What is yet more fatal to contemporary worship is that popular culture not only constantly mutates, it mutates in a very particular way. The particular way it mutates is that, by the time something becomes “popular” or “fashionable,” the personalities that drive popularity, the “influencers,” have already moved on to a new temporary. Thus popular culture and contemporaneity are always behind and following its culture-drivers, and in very principle can never catch up with them. Thus a church that seeks to adopt the temporary forms of fashionable popularity must always find itself irrelevant to the very culture to which it seeks to be relevant. After a couple of decades of chasing the dragon of the contemporary, then, the internal structure of the church's identity becomes so destabilized that it loses itself in the urgency of fashion.

The principle driving conformance to the times makes one's identity seem almost fluid, so much so that what is left of the old identity becomes necessarily framed as the enemy, for it becomes only clearer and clearer, if one sticks to their commitment to the principle of contemporaneity, the original identity (if still honored as venerable it is yet doubtless outdated and obsolete) was basically an obstacle to keeping up with the times in the first place.

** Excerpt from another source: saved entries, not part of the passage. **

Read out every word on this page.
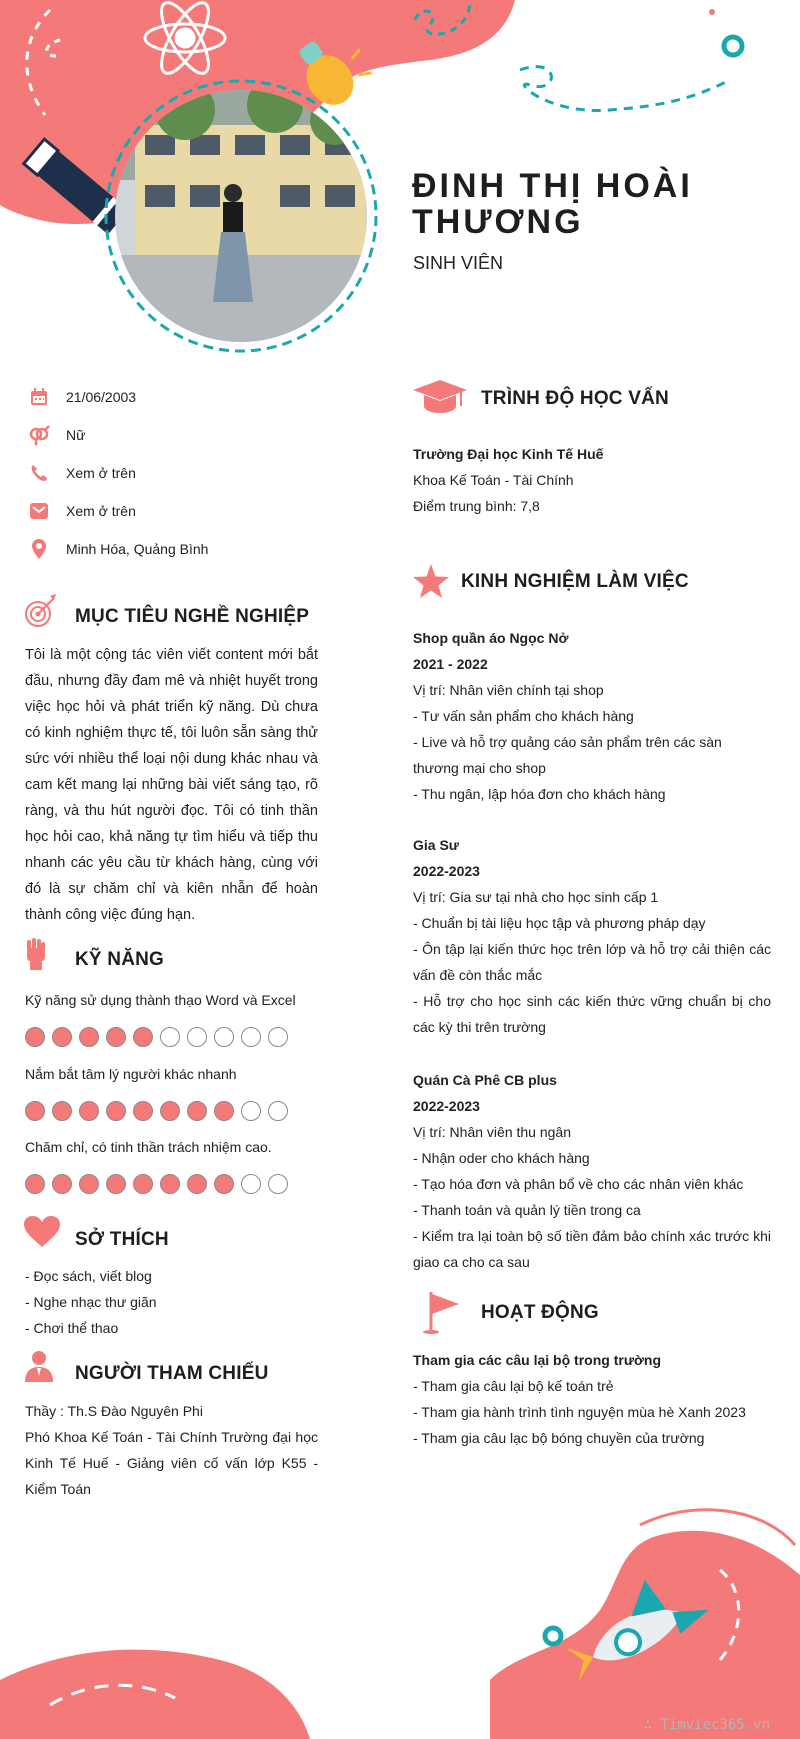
ĐINH THỊ HOÀI THƯƠNG
SINH VIÊN
21/06/2003
Nữ
Xem ở trên
Xem ở trên
Minh Hóa, Quảng Bình
MỤC TIÊU NGHỀ NGHIỆP
Tôi là một cộng tác viên viết content mới bắt đầu, nhưng đầy đam mê và nhiệt huyết trong việc học hỏi và phát triển kỹ năng. Dù chưa có kinh nghiệm thực tế, tôi luôn sẵn sàng thử sức với nhiều thể loại nội dung khác nhau và cam kết mang lại những bài viết sáng tạo, rõ ràng, và thu hút người đọc. Tôi có tinh thần học hỏi cao, khả năng tự tìm hiểu và tiếp thu nhanh các yêu cầu từ khách hàng, cùng với đó là sự chăm chỉ và kiên nhẫn để hoàn thành công việc đúng hạn.
KỸ NĂNG
Kỹ năng sử dụng thành thạo Word và Excel
Nắm bắt tâm lý người khác nhanh
Chăm chỉ, có tinh thần trách nhiệm cao.
SỞ THÍCH
- Đọc sách, viết blog
- Nghe nhạc thư giãn
- Chơi thể thao
NGƯỜI THAM CHIẾU
Thầy : Th.S Đào Nguyên Phi
Phó Khoa Kế Toán - Tài Chính Trường đại học Kinh Tế Huế - Giảng viên cố vấn lớp K55 - Kiểm Toán
TRÌNH ĐỘ HỌC VẤN
Trường Đại học Kinh Tế Huế
Khoa Kế Toán - Tài Chính
Điểm trung bình: 7,8
KINH NGHIỆM LÀM VIỆC
Shop quần áo Ngọc Nở
2021 - 2022
Vị trí: Nhân viên chính tại shop
- Tư vấn sản phẩm cho khách hàng
- Live và hỗ trợ quảng cáo sản phẩm trên các sàn thương mại cho shop
- Thu ngân, lập hóa đơn cho khách hàng
Gia Sư
2022-2023
Vị trí: Gia sư tại nhà cho học sinh cấp 1
- Chuẩn bị tài liệu học tập và phương pháp dạy
- Ôn tập lại kiến thức học trên lớp và hỗ trợ cải thiện các vấn đề còn thắc mắc
- Hỗ trợ cho học sinh các kiến thức vững chuẩn bị cho các kỳ thi trên trường
Quán Cà Phê CB plus
2022-2023
Vị trí: Nhân viên thu ngân
- Nhận oder cho khách hàng
- Tạo hóa đơn và phân bổ về cho các nhân viên khác
- Thanh toán và quản lý tiền trong ca
- Kiểm tra lại toàn bộ số tiền đảm bảo chính xác trước khi giao ca cho ca sau
HOẠT ĐỘNG
Tham gia các câu lại bộ trong trường
- Tham gia câu lại bộ kế toán trẻ
- Tham gia hành trình tình nguyện mùa hè Xanh 2023
- Tham gia câu lạc bộ bóng chuyền của trường
∴ Timviec365.vn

Only a bolder commitment to the principle of contemporaneity makes sense anymore. And so tent peg after tent peg gets removed, and soon the whole structure collapses and all that is left is a name and an urge to keep up with the ever elusive times.

Fashion can never properly form the foundation of a lasting culture. Therefore the philosophy of contemporary worship inexorably ends up becoming self-defeating precisely in relation to the goal it aims to achieve. It cannot sustain itself because it can never truly arrive at the starting point from which to establish its own existence, which is to say CoWo can never truly be or become contemporary, or communicate a meaningful identity. Tragically, in focusing on the times instead of the timeless, it trains consciences according to imaginary norms established outside the Church. It thus slowly but surely acts like a Trojan Horse for worldly values, persistently desensitizing the people from their received culture and tradition, rather teaching people to be suspicious of them.

Instead of beginning with Christ and His Church in order to bring Christ to the world through the Church, as a philosophy of obsolescence CoWo rather begins with the world and tries to add Christ as an ingredient to shape the Church according to the world in order to make the Church palatable to the world. In doing so, contemporary worship, by nature dull and passe according to the measure of its own internal standards, sets itself up to conform the Church to the world by always looking outside of the Church for cues and directions as to how even to be itself. Through friendship with the world, CoWo's very nature is to train the user to look to the world for direction, and seek obediently to be pleasing to it. It thus must fail in being a viable option for faithful, Confessional churches. Rather, Confessional churches must stand on faithfulness to what was delivered to them from their most faithful generations.